Michael Jones was ticketed April 21, 2011 for not wearing his seatbelt while driving a vehicle similar to the one used in the Jonathan Bacon killing, the court heard Monday.

Jones— who is charged with murder and four counts of attempted murder alongside Jason McBride and Jujhar Khun-Khun — was behind the wheel of a green Ford Explorer that was pulled over during a routine traffic stop outside the Vancouver International airport, said RCMP Const. Ryan Lee in court.

“He was pleasant,” said Lee. “Nothing stuck out about him.”

Crown counsel are trying to link Jones to the vehicle regularly making an appearance in witness testimony about the crime.

Lee offered a stronger tie.
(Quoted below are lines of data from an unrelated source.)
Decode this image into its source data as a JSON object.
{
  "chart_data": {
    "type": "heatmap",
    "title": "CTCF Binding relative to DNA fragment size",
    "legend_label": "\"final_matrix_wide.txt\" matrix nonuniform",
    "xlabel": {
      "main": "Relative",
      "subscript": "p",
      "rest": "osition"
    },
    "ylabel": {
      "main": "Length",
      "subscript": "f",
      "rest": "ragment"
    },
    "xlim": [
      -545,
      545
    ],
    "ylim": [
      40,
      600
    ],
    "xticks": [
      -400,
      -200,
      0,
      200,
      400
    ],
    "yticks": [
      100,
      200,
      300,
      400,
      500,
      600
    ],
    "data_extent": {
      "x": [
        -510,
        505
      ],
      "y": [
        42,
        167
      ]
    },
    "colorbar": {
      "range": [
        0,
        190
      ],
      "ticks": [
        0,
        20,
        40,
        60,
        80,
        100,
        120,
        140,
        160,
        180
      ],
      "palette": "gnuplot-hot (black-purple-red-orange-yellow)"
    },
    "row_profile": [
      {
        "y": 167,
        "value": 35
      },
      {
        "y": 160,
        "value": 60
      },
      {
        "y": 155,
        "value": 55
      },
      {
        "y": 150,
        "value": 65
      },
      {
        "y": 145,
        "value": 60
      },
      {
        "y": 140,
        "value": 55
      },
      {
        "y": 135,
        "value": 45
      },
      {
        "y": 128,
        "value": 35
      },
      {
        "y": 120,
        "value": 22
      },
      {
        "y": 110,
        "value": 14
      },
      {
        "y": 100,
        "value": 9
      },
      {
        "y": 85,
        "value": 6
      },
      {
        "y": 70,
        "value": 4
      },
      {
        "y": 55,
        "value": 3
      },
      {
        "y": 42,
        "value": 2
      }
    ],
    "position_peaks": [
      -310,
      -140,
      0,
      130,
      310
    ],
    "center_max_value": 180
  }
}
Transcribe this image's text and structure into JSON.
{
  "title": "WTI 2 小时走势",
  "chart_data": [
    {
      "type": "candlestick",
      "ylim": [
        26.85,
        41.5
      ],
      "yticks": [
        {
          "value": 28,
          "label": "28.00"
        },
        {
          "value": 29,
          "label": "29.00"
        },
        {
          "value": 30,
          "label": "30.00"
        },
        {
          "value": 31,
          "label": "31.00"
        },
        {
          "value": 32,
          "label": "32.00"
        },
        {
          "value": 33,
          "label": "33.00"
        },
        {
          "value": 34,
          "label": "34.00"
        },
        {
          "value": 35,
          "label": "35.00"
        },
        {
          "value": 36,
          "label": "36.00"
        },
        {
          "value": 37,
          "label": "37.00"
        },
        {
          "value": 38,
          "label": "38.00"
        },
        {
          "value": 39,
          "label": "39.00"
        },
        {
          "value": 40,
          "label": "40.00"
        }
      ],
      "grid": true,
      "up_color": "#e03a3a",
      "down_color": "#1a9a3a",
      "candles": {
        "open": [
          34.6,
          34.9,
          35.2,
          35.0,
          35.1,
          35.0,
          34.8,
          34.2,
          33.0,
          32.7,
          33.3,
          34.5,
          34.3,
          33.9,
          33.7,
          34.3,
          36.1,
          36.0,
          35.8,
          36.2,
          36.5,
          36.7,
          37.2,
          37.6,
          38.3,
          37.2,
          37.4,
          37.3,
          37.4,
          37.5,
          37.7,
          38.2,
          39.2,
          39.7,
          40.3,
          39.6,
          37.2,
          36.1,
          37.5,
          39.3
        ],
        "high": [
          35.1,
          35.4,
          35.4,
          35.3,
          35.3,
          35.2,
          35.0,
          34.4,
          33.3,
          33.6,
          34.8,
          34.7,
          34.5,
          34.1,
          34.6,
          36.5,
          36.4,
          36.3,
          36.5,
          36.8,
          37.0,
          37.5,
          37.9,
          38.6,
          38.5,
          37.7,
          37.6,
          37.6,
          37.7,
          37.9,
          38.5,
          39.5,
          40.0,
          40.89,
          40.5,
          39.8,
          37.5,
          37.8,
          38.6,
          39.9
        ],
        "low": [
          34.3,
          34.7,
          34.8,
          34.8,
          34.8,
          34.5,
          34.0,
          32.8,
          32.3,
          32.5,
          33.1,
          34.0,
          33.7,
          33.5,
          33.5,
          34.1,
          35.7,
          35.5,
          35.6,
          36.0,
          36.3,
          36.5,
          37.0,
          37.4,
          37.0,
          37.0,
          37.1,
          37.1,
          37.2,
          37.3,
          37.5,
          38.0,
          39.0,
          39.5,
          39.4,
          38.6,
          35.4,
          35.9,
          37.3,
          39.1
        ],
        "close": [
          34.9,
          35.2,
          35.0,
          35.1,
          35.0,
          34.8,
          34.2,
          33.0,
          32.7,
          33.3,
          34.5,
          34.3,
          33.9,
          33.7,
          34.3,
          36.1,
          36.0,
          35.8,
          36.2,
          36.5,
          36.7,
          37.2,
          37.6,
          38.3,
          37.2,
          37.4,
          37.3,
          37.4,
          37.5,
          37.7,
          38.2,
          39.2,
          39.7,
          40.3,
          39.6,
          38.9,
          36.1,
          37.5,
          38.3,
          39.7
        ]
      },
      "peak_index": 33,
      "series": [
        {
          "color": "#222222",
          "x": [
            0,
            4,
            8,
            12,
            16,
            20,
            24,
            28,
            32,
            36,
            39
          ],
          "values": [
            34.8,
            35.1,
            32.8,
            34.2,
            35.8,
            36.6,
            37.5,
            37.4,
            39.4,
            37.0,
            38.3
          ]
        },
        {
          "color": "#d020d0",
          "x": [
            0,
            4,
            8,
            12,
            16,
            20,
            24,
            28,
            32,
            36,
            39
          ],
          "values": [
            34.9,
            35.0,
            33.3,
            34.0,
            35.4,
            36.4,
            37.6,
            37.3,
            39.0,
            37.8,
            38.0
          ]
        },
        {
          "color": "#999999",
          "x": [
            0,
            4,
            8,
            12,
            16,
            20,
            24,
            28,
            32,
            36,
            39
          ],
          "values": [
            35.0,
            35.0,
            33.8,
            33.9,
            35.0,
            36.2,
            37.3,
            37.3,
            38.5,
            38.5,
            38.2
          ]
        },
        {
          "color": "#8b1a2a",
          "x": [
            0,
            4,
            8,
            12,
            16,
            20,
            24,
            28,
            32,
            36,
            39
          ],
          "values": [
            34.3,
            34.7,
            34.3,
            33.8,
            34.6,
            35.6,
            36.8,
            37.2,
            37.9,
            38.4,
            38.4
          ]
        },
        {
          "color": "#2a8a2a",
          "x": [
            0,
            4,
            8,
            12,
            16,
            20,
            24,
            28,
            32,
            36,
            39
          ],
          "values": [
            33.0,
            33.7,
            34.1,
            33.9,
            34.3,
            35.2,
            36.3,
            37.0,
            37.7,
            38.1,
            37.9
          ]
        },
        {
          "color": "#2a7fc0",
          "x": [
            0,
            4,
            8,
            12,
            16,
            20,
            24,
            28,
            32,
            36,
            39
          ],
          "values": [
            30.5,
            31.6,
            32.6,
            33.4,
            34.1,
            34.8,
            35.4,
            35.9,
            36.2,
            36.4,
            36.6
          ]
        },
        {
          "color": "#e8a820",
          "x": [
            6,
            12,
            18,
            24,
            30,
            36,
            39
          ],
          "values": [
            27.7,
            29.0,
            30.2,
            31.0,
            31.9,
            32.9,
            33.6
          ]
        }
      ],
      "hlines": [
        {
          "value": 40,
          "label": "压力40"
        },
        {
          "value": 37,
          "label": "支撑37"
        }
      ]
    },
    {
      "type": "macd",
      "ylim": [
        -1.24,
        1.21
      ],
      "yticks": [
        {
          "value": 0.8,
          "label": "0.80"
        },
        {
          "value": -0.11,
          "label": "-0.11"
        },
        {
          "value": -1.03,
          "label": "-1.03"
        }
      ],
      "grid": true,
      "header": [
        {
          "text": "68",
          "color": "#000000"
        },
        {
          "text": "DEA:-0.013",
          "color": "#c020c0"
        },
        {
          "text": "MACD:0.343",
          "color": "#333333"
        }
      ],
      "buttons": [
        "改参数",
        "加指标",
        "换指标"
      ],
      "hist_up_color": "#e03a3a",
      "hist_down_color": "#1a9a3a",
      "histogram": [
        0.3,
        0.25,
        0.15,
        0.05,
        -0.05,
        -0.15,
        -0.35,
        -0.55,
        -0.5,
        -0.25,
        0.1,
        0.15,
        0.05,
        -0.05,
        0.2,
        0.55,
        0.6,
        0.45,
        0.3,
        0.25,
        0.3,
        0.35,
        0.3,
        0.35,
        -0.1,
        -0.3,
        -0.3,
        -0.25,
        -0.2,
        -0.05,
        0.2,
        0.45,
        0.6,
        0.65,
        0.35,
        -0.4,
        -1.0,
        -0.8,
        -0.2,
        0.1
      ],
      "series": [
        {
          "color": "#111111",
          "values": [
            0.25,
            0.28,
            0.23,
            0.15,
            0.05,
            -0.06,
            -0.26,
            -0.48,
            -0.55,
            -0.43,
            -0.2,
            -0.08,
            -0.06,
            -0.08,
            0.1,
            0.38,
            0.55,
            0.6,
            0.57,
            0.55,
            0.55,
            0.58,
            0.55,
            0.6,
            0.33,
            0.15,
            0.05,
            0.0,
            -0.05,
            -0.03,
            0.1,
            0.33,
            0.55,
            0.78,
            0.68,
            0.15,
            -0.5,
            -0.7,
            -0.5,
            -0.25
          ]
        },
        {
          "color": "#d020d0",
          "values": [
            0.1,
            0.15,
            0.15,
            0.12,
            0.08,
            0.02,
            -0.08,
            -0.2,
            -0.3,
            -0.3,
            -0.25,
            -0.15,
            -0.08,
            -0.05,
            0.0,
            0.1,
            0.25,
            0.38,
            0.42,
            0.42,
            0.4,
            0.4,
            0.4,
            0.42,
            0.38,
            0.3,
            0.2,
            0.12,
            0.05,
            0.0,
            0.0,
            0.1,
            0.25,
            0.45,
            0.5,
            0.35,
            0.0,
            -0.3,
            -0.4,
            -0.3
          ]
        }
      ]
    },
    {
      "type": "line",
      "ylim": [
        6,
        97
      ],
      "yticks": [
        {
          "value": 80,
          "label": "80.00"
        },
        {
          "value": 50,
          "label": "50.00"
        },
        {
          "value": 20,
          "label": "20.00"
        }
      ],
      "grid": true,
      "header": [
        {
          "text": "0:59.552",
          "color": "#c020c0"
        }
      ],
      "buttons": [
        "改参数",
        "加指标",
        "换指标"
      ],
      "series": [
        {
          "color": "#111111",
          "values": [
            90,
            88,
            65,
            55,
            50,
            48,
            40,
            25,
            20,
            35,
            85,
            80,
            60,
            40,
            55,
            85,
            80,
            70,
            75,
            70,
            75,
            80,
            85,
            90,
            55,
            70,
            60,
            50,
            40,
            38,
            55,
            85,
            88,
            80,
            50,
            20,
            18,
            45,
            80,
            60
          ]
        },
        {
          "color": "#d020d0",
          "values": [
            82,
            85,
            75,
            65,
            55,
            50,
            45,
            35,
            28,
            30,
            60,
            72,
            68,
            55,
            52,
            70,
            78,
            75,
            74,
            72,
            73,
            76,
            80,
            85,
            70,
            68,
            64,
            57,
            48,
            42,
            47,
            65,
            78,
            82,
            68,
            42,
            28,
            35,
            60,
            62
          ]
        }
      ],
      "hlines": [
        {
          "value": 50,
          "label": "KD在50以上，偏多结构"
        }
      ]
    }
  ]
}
He pulled over the Explorer, checked the license of its driver, and wrote up the infraction with no issues arising. He said the licence plate was 974TFS.

Earlier trial witnesses recalled the shooters as getting into a green or grey Ford Explorer. A burned-out Explorer with B.C. licence plate 974 TFS was found in a wooded area in Lake Country, hours after the shooting.

Khun Khun, McBride and Jones are each charged with one count of murder, four counts of attempted murder and numerous gun charges.

Bacon, a Red Scorpion gang member, was shot to death outside the Delta Grand Hotel on Aug. 14, 2011. In his vehicle during the attack were Larry Amero, a Hells Angel, James Riach, of the Independent Soldiers, Leah Hadden-Watts, who was paralyzed in the incident, and Lyndsey Black.